Highlights & Insights¶
- Extremely Parameter-Efficient: Under the group-wise rotation mechanism instead of multi-kernel replication, model parameters are reduced by nearly 50%, while performance surpasses ARC.
- Group-wise Attention Denoising: Successfully addresses the critical drawback of noise in ARC's weighted summation, avoiding mutual interference among features of different orientations.
- High Flexibility: A plug-and-play module compatible with various single-stage and two-stage detectors; supports the reuse of public pre-trained weights to reduce training costs.
- Detailed Analysis: Clearly reveals the root cause of feature degradation in ARC's weighted summation through confidence distribution visualization.
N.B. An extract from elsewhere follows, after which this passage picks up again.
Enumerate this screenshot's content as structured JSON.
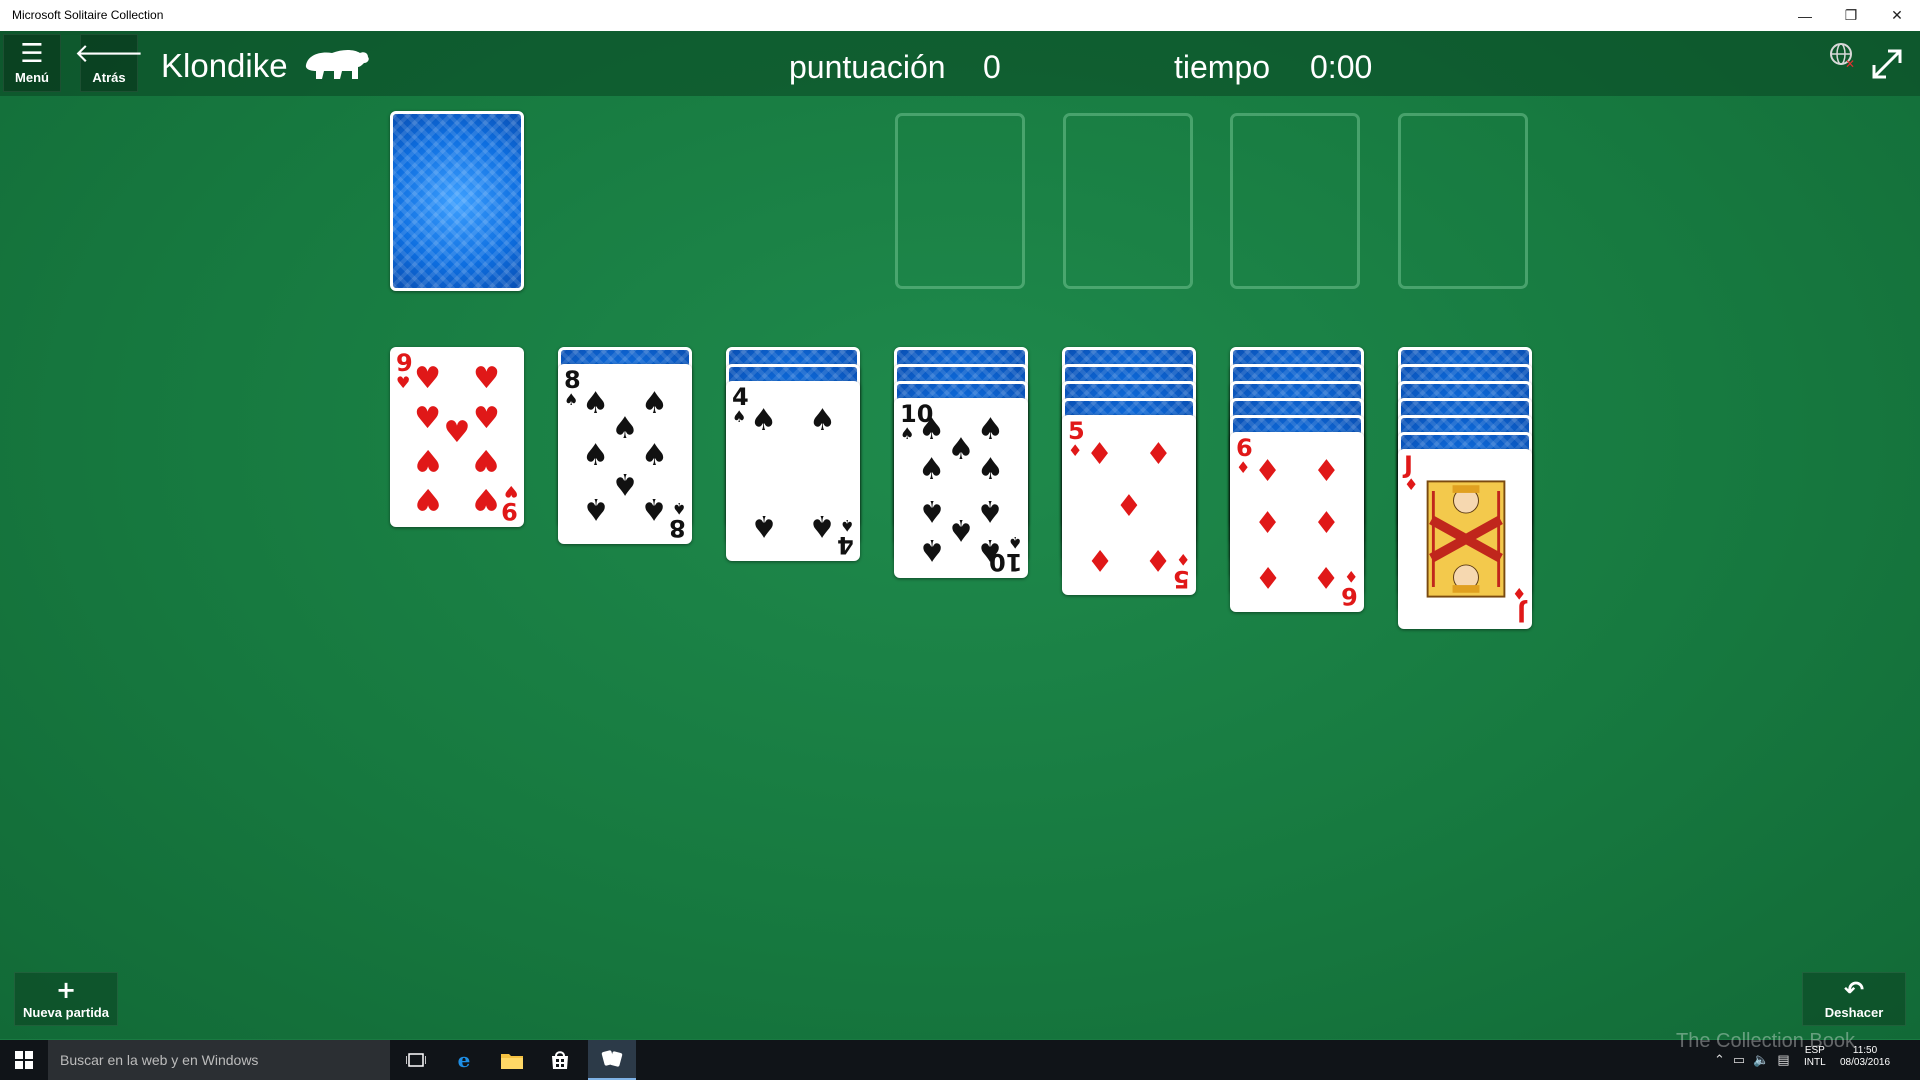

Limitations & Future Work¶
- Kernel Size Limitation: Currently, only \(3 \times 3\) convolution kernels are replaced, and the effectiveness on larger kernels (e.g., \(7 \times 7\)) remains unverified.
- Limited to ResNet Architecture: Has not been tested on modern architectures such as ConvNeXt or ViT, leaving its generalizability to be validated.
- Sample-wise Angle Prediction: The angle is predicted by fully connected layers after global pooling, operating at the sample level (rather than the spatial level), which leaves room for improvement in fine-grained processing of multi-oriented objects within a single image.
- Redundancy in Rotation Angles: When \(n\) is excessively large, groups may predict similar angles, leading to saturation.
Related Work & Insights¶
| Method | Mechanism | Parameter Efficiency | Feature Quality |
|---|---|---|---|
| ARC | Weighted sum after rotating \(m\) full kernels | Poor (\(m\times\) parameters) | Weighted sum introduces noise |
| ReDet | Rotation-equivariant operations (group theory) | Medium | Maintains rotation equivariance |
| LSKNet | Spatial attention with adaptive kernel size selection | Medium | Rotation information is not modeled |
| GRA (Ours) | Single-kernel group-wise rotation + group-wise spatial attention | High (only +0.28M) | Group-wise attention denoising |
Insights & Connections¶
- Efficiency of Group-wise Strategies: Converting "multi-kernel independent operations" into "single-kernel group-wise operations" is a general parameter compression approach that can be extended to other dynamic network scenarios.
- Refined Feature Denoising: Applying attention separately after grouping by function is more targeted than global attention, offering valuable lessons for multi-task learning scenarios.
- Complementarity with Rotation-Equivariant Networks: GRA is a data-driven dynamic rotation, while ReDet provides structural equivariance; whether they can be combined is worth exploring.
Rating¶
- Novelty: ⭐⭐⭐⭐ — The combined design of group-wise rotating and group-wise attention is elegant and efficient, solving the two major pain points of ARC.
- Experimental Thoroughness: ⭐⭐⭐⭐ — Comprehensive experiments across multiple datasets, detectors, and ablation studies, backed by convincing visualization analysis.
- Writing Quality: ⭐⭐⭐⭐ — Clear problem analysis with well-designed motivation charts.
- Value: ⭐⭐⭐⭐ — Performance is enhanced while reducing parameters by half, showing strong practicality; however, generalizability to other architectures is yet to be verified.